Le hasard, qui préside aux ruines comme aux découvertes, se joue souvent de la science en confondant les opinions les mieux établies. Ce n’est point moi qui conteste ce que M. Quatremère croyait incontestable. Je ne fais que traduire le muet témoignage des œuvres de Phidias, révélées depuis quarante ans à l’Europe. Dans cette longue série de sculptures que des mains d’élèves ont en partie exécutées, où trouve-t-on rien qui ressemble à la recherche ou à une richesse voisine de l’ostentation ? Où reconnaît-on l’asservissement aux antiques formules et la gêne de la tradition sacrée ? N’y voit-on pas plutôt une liberté qui serait infinie, si elle ne se mesurait elle-même ? L’art arrivé à sa perfection n’est pas seulement indépendant, il est le maître, car la religion demande aux sculpteurs de créer des types plus beaux et de lui donner des dieux.

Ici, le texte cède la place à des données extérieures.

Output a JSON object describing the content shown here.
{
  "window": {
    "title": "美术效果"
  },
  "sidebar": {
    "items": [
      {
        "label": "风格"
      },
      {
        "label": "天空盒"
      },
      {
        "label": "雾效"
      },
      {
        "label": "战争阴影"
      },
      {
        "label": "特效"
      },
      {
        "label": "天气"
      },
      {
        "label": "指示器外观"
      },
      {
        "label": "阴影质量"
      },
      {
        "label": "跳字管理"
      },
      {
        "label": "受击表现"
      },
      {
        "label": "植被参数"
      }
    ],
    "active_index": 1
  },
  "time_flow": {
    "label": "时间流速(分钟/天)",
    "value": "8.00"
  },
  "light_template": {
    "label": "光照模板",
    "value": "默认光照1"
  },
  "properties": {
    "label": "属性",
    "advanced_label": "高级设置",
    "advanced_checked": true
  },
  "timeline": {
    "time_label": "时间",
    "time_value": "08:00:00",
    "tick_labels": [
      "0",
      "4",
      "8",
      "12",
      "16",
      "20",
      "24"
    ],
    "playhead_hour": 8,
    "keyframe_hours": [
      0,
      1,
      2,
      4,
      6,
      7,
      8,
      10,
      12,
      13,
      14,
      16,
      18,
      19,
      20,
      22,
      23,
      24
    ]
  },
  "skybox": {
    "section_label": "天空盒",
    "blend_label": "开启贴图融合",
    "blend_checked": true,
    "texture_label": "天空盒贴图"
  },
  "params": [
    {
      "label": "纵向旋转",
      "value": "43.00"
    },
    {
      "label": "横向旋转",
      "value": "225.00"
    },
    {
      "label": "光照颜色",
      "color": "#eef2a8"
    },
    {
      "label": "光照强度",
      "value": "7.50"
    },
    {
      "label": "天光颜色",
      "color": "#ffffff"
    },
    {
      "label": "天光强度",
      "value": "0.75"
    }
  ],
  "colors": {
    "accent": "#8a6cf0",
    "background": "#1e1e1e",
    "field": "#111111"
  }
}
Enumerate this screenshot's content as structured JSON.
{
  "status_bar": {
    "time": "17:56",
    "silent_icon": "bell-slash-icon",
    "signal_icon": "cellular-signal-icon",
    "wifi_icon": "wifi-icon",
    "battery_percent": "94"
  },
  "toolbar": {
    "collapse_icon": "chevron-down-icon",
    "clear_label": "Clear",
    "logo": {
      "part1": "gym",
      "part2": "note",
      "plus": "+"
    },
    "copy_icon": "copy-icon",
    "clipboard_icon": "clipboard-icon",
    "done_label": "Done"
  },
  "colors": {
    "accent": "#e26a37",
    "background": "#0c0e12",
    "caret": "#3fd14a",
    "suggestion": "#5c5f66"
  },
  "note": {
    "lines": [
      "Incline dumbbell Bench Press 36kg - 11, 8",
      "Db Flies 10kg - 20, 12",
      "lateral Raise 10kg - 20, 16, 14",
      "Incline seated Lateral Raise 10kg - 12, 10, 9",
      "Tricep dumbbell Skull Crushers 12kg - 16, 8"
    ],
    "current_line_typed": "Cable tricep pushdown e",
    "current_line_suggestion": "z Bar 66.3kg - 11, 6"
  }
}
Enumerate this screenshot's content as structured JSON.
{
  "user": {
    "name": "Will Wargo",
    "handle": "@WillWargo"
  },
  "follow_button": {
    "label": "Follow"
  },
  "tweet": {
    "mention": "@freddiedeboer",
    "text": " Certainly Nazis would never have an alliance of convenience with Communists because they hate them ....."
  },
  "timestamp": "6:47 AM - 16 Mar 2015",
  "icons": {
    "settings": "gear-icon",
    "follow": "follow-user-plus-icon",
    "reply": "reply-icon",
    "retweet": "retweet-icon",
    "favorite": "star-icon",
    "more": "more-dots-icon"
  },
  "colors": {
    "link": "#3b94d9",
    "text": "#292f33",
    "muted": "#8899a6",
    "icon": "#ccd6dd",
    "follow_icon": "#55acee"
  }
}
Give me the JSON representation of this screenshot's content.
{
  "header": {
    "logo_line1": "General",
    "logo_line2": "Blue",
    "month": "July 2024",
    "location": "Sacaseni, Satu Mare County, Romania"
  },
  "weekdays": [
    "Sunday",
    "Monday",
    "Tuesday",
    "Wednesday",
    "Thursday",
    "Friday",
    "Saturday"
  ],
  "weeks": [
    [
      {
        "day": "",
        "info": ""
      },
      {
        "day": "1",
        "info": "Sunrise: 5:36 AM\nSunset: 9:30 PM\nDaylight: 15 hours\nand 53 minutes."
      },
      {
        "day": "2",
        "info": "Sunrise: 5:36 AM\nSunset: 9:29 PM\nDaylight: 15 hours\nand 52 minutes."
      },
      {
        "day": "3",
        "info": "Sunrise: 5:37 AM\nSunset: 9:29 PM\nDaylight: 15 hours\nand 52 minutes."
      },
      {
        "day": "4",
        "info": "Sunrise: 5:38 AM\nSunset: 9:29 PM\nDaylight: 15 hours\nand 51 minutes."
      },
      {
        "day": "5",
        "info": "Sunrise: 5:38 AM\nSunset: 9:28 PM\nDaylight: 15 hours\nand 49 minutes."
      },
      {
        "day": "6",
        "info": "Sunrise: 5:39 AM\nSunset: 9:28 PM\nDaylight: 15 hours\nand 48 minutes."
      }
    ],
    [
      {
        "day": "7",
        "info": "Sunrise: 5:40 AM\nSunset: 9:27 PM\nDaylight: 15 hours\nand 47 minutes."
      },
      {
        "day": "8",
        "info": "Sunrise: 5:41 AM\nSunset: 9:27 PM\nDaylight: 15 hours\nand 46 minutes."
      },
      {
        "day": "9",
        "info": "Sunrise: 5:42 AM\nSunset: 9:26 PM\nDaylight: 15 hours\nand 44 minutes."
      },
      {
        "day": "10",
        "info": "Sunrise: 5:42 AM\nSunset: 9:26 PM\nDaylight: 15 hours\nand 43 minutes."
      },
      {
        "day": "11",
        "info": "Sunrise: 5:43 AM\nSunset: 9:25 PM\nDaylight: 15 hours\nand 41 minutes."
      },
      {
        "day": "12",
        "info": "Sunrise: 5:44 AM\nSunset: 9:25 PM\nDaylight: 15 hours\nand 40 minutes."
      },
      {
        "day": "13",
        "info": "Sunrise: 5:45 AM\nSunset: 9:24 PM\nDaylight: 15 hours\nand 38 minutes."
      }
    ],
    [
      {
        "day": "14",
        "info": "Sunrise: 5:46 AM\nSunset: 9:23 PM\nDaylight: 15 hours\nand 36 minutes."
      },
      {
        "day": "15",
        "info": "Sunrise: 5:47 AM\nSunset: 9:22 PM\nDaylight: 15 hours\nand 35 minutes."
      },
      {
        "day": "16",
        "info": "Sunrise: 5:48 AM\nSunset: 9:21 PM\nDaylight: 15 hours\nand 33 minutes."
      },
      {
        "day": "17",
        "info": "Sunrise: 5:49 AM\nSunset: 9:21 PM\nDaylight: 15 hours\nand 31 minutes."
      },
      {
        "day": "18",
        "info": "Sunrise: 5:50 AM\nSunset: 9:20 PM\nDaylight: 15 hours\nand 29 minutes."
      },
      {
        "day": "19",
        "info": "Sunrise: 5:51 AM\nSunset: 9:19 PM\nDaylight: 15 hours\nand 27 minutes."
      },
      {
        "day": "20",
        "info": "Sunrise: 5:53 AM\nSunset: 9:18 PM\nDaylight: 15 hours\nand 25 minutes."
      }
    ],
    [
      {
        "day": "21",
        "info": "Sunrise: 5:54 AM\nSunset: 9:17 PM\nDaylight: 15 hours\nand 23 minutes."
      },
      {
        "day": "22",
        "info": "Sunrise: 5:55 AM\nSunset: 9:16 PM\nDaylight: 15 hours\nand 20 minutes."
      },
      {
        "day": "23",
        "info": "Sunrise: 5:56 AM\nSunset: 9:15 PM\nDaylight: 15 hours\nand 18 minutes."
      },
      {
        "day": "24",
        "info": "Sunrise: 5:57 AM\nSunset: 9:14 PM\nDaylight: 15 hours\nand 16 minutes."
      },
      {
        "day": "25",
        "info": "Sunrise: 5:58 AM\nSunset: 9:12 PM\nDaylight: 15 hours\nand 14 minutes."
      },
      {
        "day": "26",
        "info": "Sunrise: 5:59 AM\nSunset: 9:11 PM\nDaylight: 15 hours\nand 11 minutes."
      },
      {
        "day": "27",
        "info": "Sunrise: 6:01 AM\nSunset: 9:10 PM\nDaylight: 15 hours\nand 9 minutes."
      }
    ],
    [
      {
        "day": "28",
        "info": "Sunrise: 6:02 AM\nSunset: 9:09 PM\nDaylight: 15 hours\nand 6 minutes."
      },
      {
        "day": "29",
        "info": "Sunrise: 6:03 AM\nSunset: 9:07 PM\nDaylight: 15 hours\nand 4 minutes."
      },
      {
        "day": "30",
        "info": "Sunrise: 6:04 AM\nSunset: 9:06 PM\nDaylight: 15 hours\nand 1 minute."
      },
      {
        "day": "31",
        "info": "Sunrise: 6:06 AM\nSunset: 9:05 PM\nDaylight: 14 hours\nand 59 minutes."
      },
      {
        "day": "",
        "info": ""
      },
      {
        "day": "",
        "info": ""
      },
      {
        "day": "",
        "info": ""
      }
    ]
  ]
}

En même temps quelle grandeur par la proportion ! quel tempérament exquis de qualités opposées, la force et la souplesse, la fantaisie et l’étude, la noblesse et le sentiment, l’austérité et le charme, une fécondité inépuisable unie à cette sagesse qui se résigne parfois à se répéter plutôt que d’outrer l’originalité ! Quel naturel rencontrant sans effort les traits les plus saisissans ! Surtout quel génie de grâce et de simplicité ! Si les lieux et le ciel ont quelque influence sur l’esprit d’un peuple, la nature n’enseignait-elle pas, en Grèce, aux artistes combien la distinction est ennemie du luxe, comment les beautés sobres et la nudité même produisent les plus vifs effets et des impressions toujours neuves ?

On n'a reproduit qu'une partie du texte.